Forum: Jesse’s demise
February 25, 2013 9:24PM
Updated: March 27, 2013 6:31AM
I guess it was just coincidental that Jessie Jackson Jr. went into a depression last summer, remaining out of public for months, right after learning that he was the subject of a federal investigation — one that could, and did, discover his and his wife’s extravagant misuse of his campaign funds.
Jackson continued an invisible campaign for re-election to his 2nd District congressional seat rather than drop out and have a Republican win by default.
It is almost believable that the many political people suggested leniency in his sentence due to his condition, real or imagined, actually think he deserved it.
He and his wife lived the good life and had aspirations of greater political glory. Illegal conduct was an accepted way of life for them.
Cabbie restores faith
On Feb. 8, two friends and I hailed a taxi to go to lunch in the Loop. When I went to pay my lunch bill, I could not find my wallet. I realized I must have dropped it in the taxi.
I immediately canceled my credit and debit cards and called the cab company, figuring I’d have to get another driver’s license.
Fast forward to Feb. 11 when I received a letter from someone I didn’t know.
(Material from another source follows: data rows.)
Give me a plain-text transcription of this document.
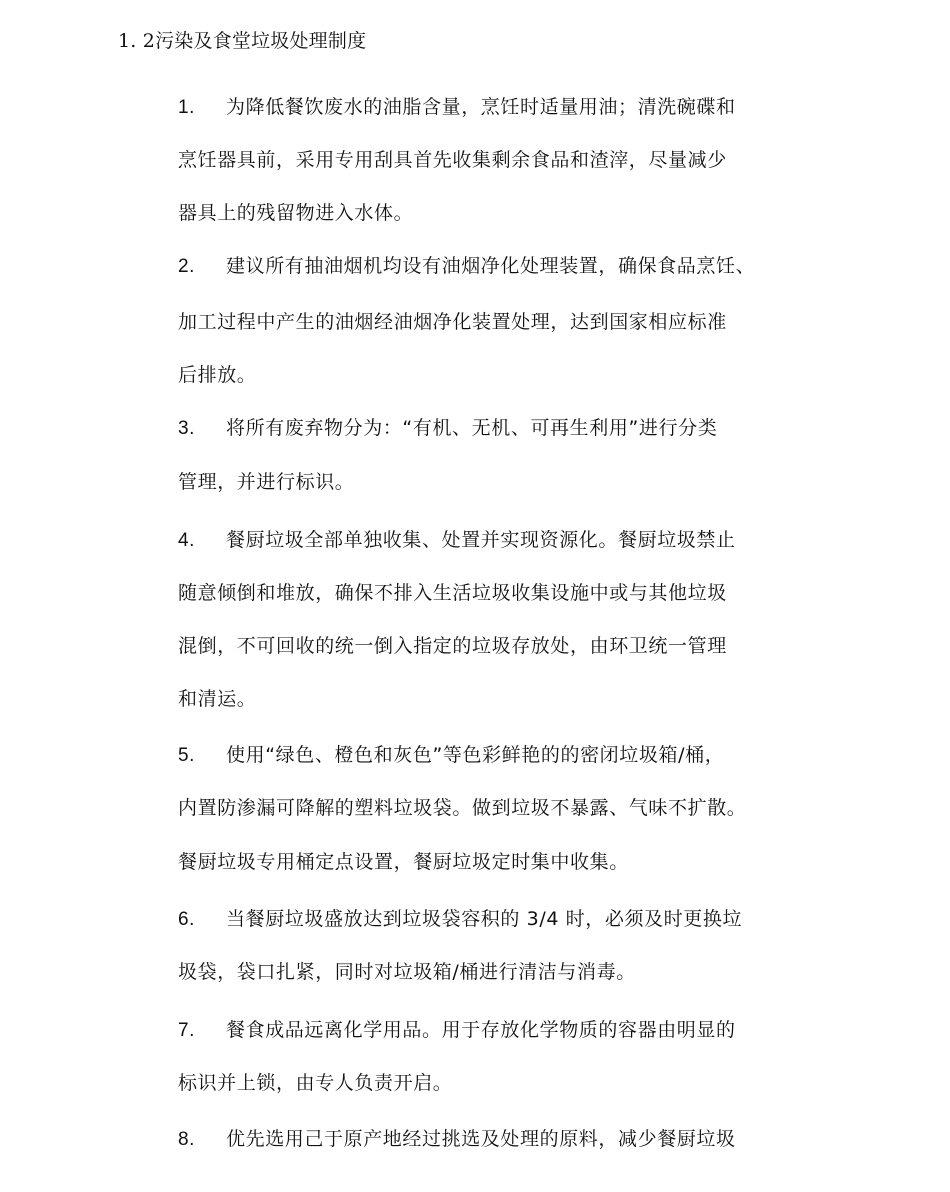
1. 2污染及食堂垃圾处理制度
1. 为降低餐饮废水的油脂含量，烹饪时适量用油；清洗碗碟和
烹饪器具前，采用专用刮具首先收集剩余食品和渣滓，尽量减少
器具上的残留物进入水体。
2. 建议所有抽油烟机均设有油烟净化处理装置，确保食品烹饪、
加工过程中产生的油烟经油烟净化装置处理，达到国家相应标准
后排放。
3. 将所有废弃物分为：“有机、无机、可再生利用”进行分类
管理，并进行标识。
4. 餐厨垃圾全部单独收集、处置并实现资源化。餐厨垃圾禁止
随意倾倒和堆放，确保不排入生活垃圾收集设施中或与其他垃圾
混倒，不可回收的统一倒入指定的垃圾存放处，由环卫统一管理
和清运。
5. 使用“绿色、橙色和灰色”等色彩鲜艳的的密闭垃圾箱/桶，
内置防渗漏可降解的塑料垃圾袋。做到垃圾不暴露、气味不扩散。
餐厨垃圾专用桶定点设置，餐厨垃圾定时集中收集。
6. 当餐厨垃圾盛放达到垃圾袋容积的 3/4 时，必须及时更换垃
圾袋，袋口扎紧，同时对垃圾箱/桶进行清洁与消毒。
7. 餐食成品远离化学用品。用于存放化学物质的容器由明显的
标识并上锁，由专人负责开启。
8. 优先选用己于原产地经过挑选及处理的原料，减少餐厨垃圾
Imagine my surprise when I opened it and out dropped my driver’s license. The note included the phone number of the taxi driver who had found my wallet.
I called, and the next day at work, the driver returned my wallet to me. Everything, including my money, was there. I offered this kind man money, but he wouldn’t take it. His name is Kwasi Asamoah-Baffour, and he drives taxi No. 1043. This man restored my faith in the human spirit.
In praise of Postal Service
Amid the ongoing debate over the U.S Postal Service’s serious financial situation, I’d like to comment on my mailman, the Tinley Park Post Office and service provided by the USPS.
Postal rates are increasing, including 46 cents for a letter sent first class, which will hopefully raise enough revenue to allow the Postal Service to continue providing the services that we have come to expect and rely on. Some customers and media have decried the increases as further sign of the supposed mismanagement and waste within the Postal Service.
Allow me to join many others and distance myself from such negative comments in commending USPS for the work its employees do daily. Thank you. Thousands upon thousands of letters and packages are sent across the nation and the globe in a manner so efficient that we take it for granted.
Walk into the Tinley Park Post Office carrying the bundle you have secured and wrapped as best you could and you will be greeted by patient, smiling, helpful faces. Your package or letter will be treated as if it were the most important item to come across their counter that day.
Thanks to the USPS workers for their efficiency and commitment to service.